VMware Linux client backups with ext3/4 filesystems consume excessive amount of memory on NetBackup appliance backup host
Problem
On a NetBackup Appliance being used as a VMware backup host where the client being backed up is Linux based and uses either the ext3 or ext4 filesystem, the bpbkarv process can consume excessive amounts of memory. In this event, system memory can become exhausted and the Operating System Out of Memory process ( oom-killer) starts to terminate processes (normally bpbkarv or spoold depending on which has the current largest memory footprint).Results can be individual backup jobs failing all or jobs going to the MSDP disk pool if the spoold process is terminated.
Error Message
An oom-killer message could be recorded in the /var/log/messages file for the first process which is unable to allocate memory (In this case, mongod, but note it is not the process using the memory):Feb 4 16:11:31 nbu-app2 kernel: mongod invoked oom-killer: gfp_mask=0x200da, order=0, oom_adj=0, oom_score_adj=0
<snip>
Feb 4 16:11:31 doh1-nbu-app2 kernel: [ pid ] uid tgid total_vm rss cpu oom_adj oom_score_adj nameFeb 4 16:12:11 doh1-nbu-app2 kernel: [283282] 0 283282 11046483 10826375 21 0 0 bpbkarv
Looking at the rss (resident memory usage) value for this bpbkarv process, it can be seen that it is 11046483 (which is in 4k blocks) equalling around 41GB of memory for this one process.
Reviewing the system live with the top -a command (which sorts the output in order of decreasing memory usage) will also show that bpbkarv process(es) are consuming a large % of the system memory (RES):
PID USER PR NI VIRT RES SHR S %CPU %MEM TIME+ COMMAND 22639 root 20 0 62.6g 61g 92m S 36.6 49.1 127:24.96 bpbkarv
Cause
There is a memory leak within the VxMS mapping function for ext3/ext4 filesystems where the filesystem contains a large (millions) of files.Solution
Veritas Technologies LLC has acknowledged this issue (Etrack 3910424). We are committed to product quality and satisfied customers.
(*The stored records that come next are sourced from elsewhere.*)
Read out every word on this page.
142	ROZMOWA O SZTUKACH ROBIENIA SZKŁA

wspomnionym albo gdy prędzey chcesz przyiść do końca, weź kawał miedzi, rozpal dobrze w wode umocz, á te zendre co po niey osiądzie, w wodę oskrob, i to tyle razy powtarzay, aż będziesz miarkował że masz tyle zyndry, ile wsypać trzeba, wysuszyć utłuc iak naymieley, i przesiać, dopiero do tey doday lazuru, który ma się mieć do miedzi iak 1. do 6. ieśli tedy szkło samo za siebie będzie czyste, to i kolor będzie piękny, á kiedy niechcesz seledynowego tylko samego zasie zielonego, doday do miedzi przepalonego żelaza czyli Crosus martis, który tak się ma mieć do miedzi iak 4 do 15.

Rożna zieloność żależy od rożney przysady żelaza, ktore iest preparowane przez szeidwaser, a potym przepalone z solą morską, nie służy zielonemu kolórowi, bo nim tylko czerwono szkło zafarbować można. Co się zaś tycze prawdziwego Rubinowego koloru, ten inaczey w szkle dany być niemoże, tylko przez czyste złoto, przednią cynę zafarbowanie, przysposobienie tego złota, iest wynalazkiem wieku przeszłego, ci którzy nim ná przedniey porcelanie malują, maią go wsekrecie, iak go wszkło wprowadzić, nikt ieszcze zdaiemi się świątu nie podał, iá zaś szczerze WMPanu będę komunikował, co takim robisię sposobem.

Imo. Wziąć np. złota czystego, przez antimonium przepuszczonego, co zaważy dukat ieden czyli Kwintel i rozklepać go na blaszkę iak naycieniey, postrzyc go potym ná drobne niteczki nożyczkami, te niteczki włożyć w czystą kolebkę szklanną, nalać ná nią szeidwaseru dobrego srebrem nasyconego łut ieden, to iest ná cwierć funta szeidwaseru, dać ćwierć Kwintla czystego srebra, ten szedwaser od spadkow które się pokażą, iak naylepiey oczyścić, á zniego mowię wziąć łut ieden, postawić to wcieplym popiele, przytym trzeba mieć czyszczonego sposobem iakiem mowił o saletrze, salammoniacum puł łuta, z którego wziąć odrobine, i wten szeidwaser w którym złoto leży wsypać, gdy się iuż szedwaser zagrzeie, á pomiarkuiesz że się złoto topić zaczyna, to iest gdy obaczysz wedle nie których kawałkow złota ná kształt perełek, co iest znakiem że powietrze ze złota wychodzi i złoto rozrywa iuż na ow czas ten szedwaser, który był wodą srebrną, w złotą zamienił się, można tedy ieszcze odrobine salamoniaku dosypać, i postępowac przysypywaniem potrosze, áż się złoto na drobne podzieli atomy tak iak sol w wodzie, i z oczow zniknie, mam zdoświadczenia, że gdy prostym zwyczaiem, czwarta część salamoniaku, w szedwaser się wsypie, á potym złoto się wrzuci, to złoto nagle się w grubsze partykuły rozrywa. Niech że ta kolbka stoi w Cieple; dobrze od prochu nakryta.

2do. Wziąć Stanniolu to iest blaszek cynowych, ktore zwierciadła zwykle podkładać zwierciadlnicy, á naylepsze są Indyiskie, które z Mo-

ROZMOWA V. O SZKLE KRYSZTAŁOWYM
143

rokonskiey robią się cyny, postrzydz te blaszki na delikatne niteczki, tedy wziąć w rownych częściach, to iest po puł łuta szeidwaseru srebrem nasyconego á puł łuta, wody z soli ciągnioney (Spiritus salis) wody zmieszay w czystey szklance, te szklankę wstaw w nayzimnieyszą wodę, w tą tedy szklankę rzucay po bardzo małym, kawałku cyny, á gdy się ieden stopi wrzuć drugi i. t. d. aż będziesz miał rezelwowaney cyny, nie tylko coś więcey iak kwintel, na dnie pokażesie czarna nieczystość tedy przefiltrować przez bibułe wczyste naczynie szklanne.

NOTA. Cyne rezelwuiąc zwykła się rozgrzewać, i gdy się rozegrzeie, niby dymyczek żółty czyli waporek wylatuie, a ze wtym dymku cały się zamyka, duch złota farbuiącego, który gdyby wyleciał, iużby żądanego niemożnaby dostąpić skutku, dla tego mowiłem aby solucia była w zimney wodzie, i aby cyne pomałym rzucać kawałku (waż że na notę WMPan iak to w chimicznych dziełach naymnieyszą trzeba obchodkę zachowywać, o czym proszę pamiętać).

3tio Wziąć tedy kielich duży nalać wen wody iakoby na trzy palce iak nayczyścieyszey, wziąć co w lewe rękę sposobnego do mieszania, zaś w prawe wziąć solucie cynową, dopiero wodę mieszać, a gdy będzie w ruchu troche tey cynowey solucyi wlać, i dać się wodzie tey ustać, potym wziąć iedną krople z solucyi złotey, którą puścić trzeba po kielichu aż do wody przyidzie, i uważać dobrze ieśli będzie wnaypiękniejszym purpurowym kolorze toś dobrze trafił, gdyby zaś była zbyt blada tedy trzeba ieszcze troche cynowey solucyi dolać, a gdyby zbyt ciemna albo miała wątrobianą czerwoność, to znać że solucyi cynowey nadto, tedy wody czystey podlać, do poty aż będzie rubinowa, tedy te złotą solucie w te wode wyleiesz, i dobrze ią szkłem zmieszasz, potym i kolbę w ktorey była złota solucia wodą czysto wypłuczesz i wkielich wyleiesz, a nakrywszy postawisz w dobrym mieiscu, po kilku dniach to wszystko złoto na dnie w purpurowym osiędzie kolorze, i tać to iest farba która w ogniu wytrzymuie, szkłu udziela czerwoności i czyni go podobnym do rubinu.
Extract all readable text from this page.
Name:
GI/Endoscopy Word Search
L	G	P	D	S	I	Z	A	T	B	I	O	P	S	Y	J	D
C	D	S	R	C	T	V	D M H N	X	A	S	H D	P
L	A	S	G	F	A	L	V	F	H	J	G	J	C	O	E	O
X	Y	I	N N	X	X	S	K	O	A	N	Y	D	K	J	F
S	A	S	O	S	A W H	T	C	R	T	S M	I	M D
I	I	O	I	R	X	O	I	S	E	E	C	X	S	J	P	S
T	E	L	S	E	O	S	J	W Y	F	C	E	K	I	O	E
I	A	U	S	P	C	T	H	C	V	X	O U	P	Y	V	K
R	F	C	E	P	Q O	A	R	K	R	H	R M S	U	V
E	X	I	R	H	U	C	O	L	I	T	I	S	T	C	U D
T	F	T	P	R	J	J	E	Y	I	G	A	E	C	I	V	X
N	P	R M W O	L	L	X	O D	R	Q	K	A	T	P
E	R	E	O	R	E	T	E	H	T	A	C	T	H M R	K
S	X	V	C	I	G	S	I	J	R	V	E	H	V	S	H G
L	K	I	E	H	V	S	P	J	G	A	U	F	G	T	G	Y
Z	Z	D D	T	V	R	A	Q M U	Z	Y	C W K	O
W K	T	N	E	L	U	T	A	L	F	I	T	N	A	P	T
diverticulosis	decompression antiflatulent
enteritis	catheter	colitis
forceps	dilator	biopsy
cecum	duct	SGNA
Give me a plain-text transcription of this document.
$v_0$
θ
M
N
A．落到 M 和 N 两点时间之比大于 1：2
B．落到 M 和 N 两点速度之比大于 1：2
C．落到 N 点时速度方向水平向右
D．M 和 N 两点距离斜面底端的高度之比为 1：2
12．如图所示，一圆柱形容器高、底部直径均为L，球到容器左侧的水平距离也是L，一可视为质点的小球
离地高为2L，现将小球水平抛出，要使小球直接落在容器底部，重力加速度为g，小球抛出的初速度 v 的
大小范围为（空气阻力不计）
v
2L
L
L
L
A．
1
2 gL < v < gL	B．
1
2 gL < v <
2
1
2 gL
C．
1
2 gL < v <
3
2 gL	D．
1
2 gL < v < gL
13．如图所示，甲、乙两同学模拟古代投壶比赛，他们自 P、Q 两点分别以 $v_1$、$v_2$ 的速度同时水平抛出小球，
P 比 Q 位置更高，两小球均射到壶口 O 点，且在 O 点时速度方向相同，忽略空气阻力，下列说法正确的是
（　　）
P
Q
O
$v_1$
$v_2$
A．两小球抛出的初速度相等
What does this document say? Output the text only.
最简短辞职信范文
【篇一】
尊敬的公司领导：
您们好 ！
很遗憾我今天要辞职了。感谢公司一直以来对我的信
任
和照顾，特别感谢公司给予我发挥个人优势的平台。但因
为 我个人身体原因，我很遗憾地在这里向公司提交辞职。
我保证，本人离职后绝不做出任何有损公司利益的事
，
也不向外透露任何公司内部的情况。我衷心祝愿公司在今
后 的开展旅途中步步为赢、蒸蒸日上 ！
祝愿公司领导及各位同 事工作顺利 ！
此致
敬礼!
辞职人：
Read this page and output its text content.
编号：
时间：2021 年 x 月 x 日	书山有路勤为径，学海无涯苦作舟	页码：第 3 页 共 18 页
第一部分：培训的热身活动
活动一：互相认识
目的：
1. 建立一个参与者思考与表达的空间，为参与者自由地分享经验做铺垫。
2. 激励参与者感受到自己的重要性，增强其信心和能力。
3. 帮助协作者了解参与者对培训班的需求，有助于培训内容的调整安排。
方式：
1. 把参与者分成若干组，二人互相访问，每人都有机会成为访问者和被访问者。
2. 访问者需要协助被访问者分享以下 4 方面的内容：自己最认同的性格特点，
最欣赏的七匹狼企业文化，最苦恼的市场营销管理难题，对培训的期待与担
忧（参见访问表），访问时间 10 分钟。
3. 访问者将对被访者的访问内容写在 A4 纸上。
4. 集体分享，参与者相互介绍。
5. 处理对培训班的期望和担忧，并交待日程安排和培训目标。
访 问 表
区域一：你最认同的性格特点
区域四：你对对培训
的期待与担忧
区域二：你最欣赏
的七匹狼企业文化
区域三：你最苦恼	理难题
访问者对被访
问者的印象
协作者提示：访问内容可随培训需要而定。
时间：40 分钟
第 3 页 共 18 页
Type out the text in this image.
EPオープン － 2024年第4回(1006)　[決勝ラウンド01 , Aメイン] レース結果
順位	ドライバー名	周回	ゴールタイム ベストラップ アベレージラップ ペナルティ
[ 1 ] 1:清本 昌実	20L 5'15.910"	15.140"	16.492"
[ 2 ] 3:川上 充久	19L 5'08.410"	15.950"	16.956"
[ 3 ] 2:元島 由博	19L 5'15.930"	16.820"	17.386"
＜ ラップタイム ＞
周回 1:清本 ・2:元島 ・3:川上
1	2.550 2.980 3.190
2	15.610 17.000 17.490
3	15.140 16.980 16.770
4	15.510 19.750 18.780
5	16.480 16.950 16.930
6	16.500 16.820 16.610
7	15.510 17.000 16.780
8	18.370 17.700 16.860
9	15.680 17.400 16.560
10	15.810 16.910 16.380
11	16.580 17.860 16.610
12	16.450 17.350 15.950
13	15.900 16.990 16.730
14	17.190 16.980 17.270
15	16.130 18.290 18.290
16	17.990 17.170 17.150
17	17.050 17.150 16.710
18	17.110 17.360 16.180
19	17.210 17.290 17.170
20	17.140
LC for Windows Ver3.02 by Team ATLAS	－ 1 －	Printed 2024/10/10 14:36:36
This issue may be resolved in a future major revision of the software at a later time. However, this particular issue is not currently scheduled for any release. If you feel this issue has a direct business impact for you and your continued use of the product, please contact your Veritas Sales representative or the Veritas Sales group to discuss these concerns. For information on how to contact Veritas Sales, please see http://www.veritas.com
Workaround:
If this issue is experienced, please contact Veritas technical support, referencing this document ID and Etrack 3926633 to determine Emergency Engineering Binary (EEB) availability to resolve this issue.